The Future of the Practice of Medicine

I thought that I would look at what the Affordable Care Act would do to physician’s practices. With the increasing proportion of Medicaid patients, which pay the physicians some of the poorest reimbursements, especially for surgeons and specialists, physicians wonder how they are going to pay their bills. So, what are physicians to do? The overhead of the practice continues to rise, including computer hardware and software (necessary to bill the insurance system) and the malpractice premiums, more and more of the doctors are considering strategic options in order to practice and follow their dreams- to care for sick patients.

How can they do this? How do they pay for their education loans, their malpractice premiums, borrow more money to start that ideal goal of starting their practice to treat every patient that needs our time and care?

Reading other blogs it is amazing how delusional people are thinking that physicians must treat patients, no matter their ills, ability to pay or whether they will be compliant. In other wise even if we care for them, will they care for themselves, take their medicines, loose weight, diet and exercise. Preventive care is always cheaper and more effective than interventional care.

The future of medicine is in question! More and more of the potential medical students are considering the return of their investment. They are choosing other professions including nursing, dentistry, business and engineering.

Those that are still convinced that their calling is medicine are looking at other strategies to survive and deliver health care. Remember, physicians go into medicine, or used to go into the profession of medicine because they want to make a difference, and it is the daily opportunity to help patients that keeps many of them/us going. Yet today many worry that their contribution is diminishing, and more and more physicians are reporting burnout. Many factors are responsible: increasing productivity demands, decreasing amounts of face time with patients, and a growing awareness that they are spending more time on activities such as record-keeping that don’t enhance their patients’ health.
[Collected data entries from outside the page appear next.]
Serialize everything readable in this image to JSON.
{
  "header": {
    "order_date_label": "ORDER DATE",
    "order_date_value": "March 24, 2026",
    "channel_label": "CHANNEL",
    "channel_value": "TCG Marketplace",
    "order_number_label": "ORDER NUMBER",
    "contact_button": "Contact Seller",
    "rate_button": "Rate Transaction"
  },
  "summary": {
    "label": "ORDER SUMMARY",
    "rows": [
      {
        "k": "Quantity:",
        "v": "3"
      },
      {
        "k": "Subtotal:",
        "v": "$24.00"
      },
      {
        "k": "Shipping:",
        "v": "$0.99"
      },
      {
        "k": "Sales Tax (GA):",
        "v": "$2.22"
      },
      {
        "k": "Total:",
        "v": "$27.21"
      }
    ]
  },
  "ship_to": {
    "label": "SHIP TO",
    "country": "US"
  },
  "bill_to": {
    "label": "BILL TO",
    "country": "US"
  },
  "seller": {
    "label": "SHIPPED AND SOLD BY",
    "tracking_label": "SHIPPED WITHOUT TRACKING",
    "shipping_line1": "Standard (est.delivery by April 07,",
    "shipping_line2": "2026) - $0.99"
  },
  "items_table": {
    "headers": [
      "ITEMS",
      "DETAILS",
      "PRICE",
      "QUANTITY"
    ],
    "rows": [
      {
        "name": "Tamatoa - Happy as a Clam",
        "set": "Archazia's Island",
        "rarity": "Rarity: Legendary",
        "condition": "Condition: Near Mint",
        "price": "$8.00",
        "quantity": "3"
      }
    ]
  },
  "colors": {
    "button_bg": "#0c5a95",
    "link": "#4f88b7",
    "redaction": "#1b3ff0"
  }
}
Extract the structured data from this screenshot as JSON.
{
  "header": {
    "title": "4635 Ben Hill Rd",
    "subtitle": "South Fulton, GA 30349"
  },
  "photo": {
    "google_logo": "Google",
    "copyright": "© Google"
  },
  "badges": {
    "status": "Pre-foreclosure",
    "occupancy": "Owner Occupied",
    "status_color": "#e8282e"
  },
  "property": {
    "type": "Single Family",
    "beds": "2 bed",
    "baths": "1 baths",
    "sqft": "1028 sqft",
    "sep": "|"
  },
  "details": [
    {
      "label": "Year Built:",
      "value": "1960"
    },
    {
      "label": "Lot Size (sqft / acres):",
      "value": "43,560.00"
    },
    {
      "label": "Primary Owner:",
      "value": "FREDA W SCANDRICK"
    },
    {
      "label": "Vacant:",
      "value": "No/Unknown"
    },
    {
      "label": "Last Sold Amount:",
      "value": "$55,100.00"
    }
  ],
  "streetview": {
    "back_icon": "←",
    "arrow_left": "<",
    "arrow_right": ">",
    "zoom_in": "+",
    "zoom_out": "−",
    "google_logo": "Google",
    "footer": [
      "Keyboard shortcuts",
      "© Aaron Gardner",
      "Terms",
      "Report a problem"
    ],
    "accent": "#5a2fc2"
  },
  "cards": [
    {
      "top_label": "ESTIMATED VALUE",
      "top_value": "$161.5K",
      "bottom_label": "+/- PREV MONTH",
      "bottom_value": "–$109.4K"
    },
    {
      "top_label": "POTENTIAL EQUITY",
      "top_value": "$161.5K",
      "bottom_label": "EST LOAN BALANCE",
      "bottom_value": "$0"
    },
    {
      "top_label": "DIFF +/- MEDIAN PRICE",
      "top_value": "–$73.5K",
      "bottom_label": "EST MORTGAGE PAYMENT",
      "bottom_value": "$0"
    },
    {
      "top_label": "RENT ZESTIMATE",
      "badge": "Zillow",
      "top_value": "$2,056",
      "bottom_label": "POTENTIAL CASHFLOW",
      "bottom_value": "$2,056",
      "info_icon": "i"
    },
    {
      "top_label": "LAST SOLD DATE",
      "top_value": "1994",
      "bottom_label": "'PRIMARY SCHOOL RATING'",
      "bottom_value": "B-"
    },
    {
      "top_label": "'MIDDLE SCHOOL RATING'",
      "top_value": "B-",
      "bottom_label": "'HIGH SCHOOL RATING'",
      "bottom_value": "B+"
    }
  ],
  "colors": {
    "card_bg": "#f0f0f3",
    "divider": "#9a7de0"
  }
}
So, what options do they have and does it fit with the Affordable Care Act (ACA)?

Many physicians are choosing the more common option of becoming employees of a hospital and or large health care system such as MedStar, Humana or Kaiser Permanente. In this type of strategy the physician “negotiates” their salary, loan repayment and malpractice premiums. Their malpractice premiums, as part of a larger insurance umbrella, are usually cheaper. They get paid their salary checks but there are bonuses and penalties for performance or lack of performance. This creates a very non-personal doctor-patient relationship allowing for shorter and shorter patient visits and longer and longer wait times as I have stated in past blogs.

A good number are at least considering and many are transitioning or shifting to a new style of practice, sometimes called concierge or retainer medicine. With the help of a consulting company that help physicians make such shifts, they will cease caring for their many thousand patients and instead cut back to about 500-600 patients. These patients will pay an annual fee of between $750 at the lowest end to $5,000 at the high end. In exchange, they receive a one to two-hour annual visit with a complete physical exam, same-day appointments, 24-hour physician phone access, and personalized, web-based resources to promote wellness.  
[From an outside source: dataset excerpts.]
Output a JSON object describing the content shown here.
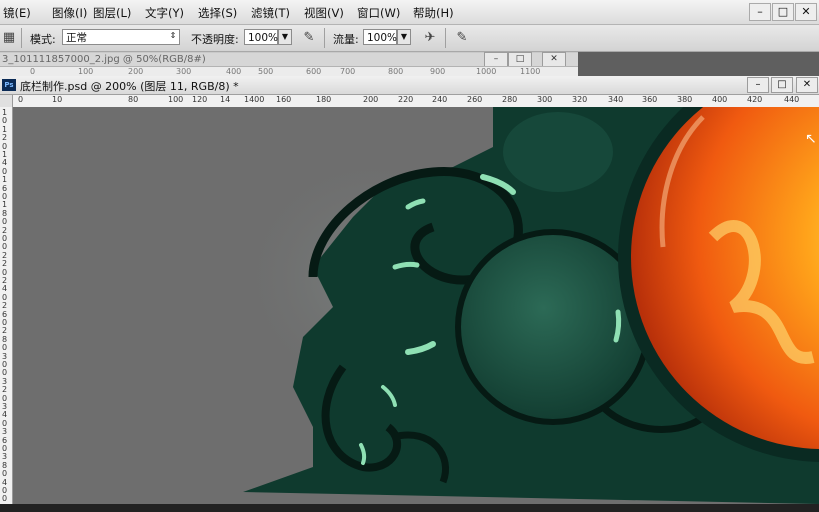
{
  "menu": {
    "items": [
      "镜(E)",
      "图像(I)",
      "图层(L)",
      "文字(Y)",
      "选择(S)",
      "滤镜(T)",
      "视图(V)",
      "窗口(W)",
      "帮助(H)"
    ],
    "win_min": "–",
    "win_max": "□",
    "win_close": "✕"
  },
  "options": {
    "mode_label": "模式:",
    "mode_value": "正常",
    "opacity_label": "不透明度:",
    "opacity_value": "100%",
    "flow_label": "流量:",
    "flow_value": "100%"
  },
  "doc1": {
    "title": "3_101111857000_2.jpg @ 50%(RGB/8#)",
    "ruler_ticks": [
      "0",
      "100",
      "200",
      "300",
      "400",
      "500",
      "600",
      "700",
      "800",
      "900",
      "1000",
      "1100"
    ]
  },
  "doc2": {
    "title": "底栏制作.psd @ 200% (图层 11, RGB/8) *",
    "ruler_ticks": [
      "0",
      "10",
      "80",
      "100",
      "120",
      "14",
      "1400",
      "160",
      "180",
      "200",
      "220",
      "240",
      "260",
      "280",
      "300",
      "320",
      "340",
      "360",
      "380",
      "400",
      "420",
      "440"
    ],
    "vruler_ticks": [
      "1",
      "0",
      "1",
      "2",
      "0",
      "1",
      "4",
      "0",
      "1",
      "6",
      "0",
      "1",
      "8",
      "0",
      "2",
      "0",
      "0",
      "2",
      "2",
      "0",
      "2",
      "4",
      "0",
      "2",
      "6",
      "0",
      "2",
      "8",
      "0",
      "3",
      "0",
      "0",
      "3",
      "2",
      "0",
      "3",
      "4",
      "0",
      "3",
      "6",
      "0",
      "3",
      "8",
      "0",
      "4",
      "0",
      "0"
    ]
  },
  "colors": {
    "canvas_bg": "#6e6e6e",
    "jade_dark": "#0c2a22",
    "jade": "#1f5a48",
    "jade_highlight": "#8fe0b4",
    "fire": "#ff7a10",
    "fire_light": "#ffd23a"
  }
}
When patients get admitted to the hospital, the concierge doctor will remain their physician, and their health insurance will still pay for much of their care.  Will it make more money for physicians? Most physicians doubt it, but if it does, they usually plan to reinvest any additional income they might derive back into their practice, helping to lessen the economic pressures. This allows the practice to limit their practices to manageable numbers so that more time can be spent with their patients. This type of practice model should “guarantee” better care for the patients and a greater fulfillment for the physician.

The problem with a concierge model is that it creates a two-tiered health care delivery system. But is this new? I believe that we already have a two or three-tiered health care delivery system and that the ACA will only insure that this multi-tiered delivery system will persist

The third option is a hybrid system as we see in the British health care system. This is where the physician is a part time government employee and then has a private concierge practice in the afternoon in their private clinics. This system seems to work for those that have the money to pay for their health care. What about those patients that can’t afford to pay out of pocket for efficient, caring, exceptional health care? Or does the concierge or hybrid models guarantee the best delivery model for health care?
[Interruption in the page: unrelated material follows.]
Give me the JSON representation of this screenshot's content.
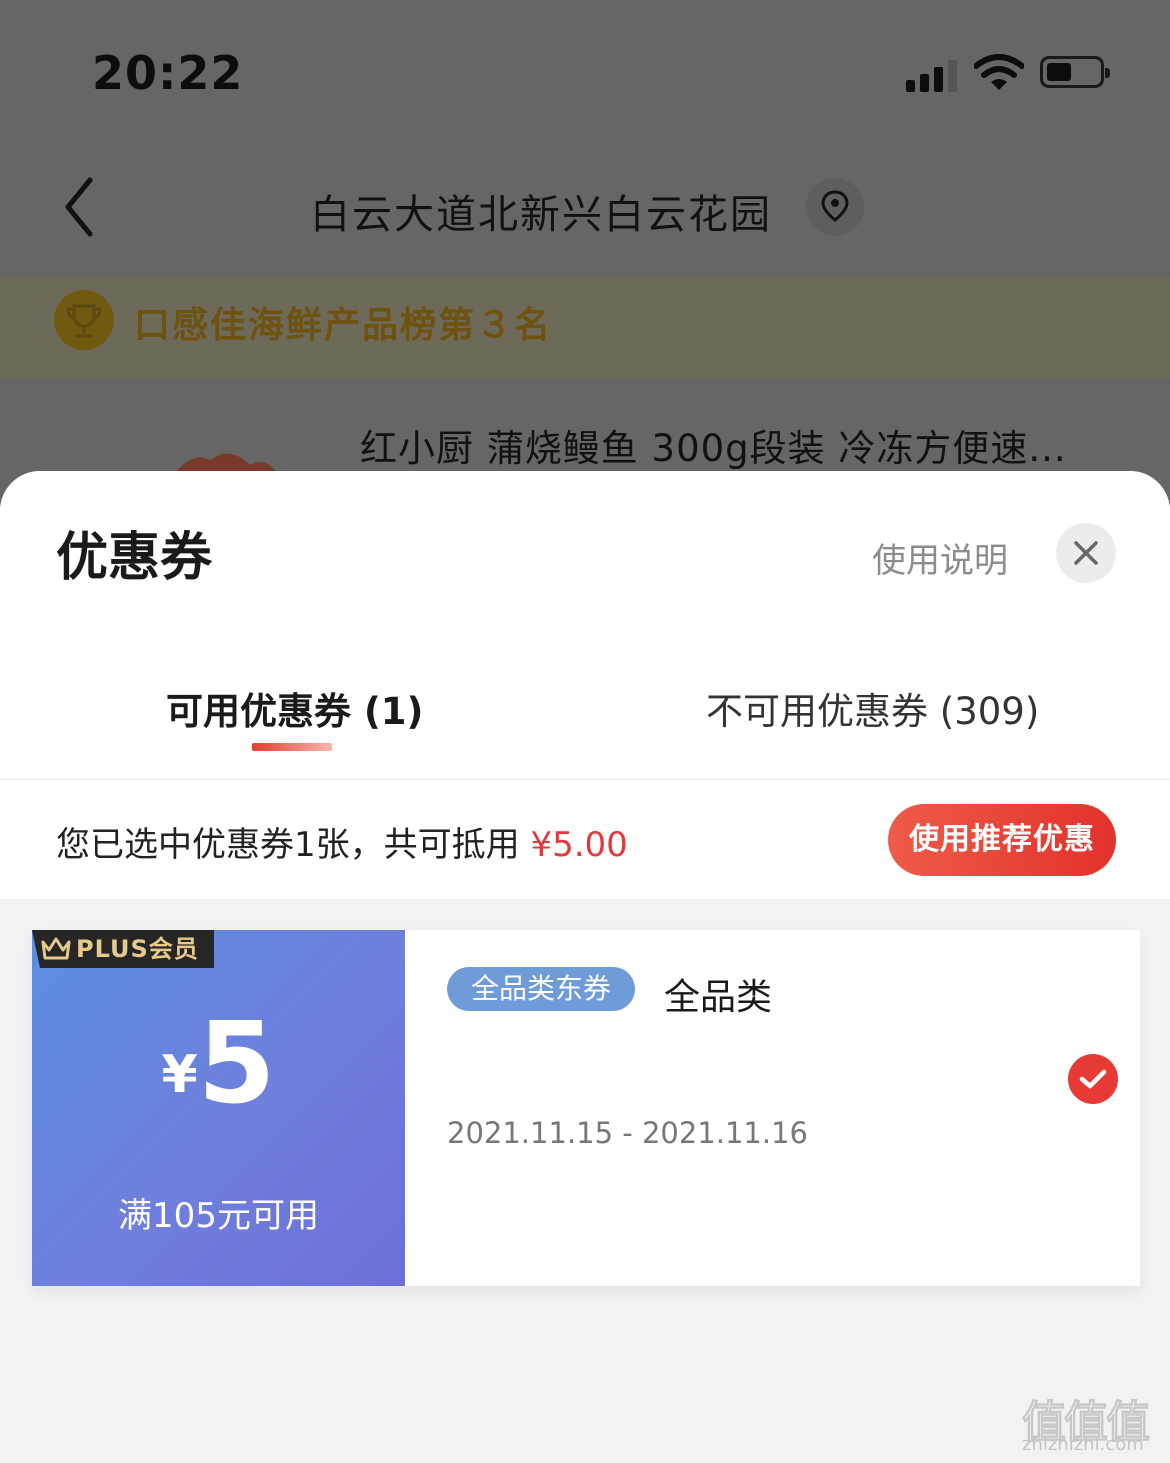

Interestingly enough this system is more applicable to the non-primary care physician. The specialist, surgeon, etc. really can’t have a concierge model because they depend on their referrals from the internists and primary care physicians for their patients.

I will discuss the concierge model in next week’s blog as I review the case for the concierge health care delivery model.

Once again I pose the question-do you really know what the new ACA system will eventually become and whether it is really better than what we have or had before the start of the ACA?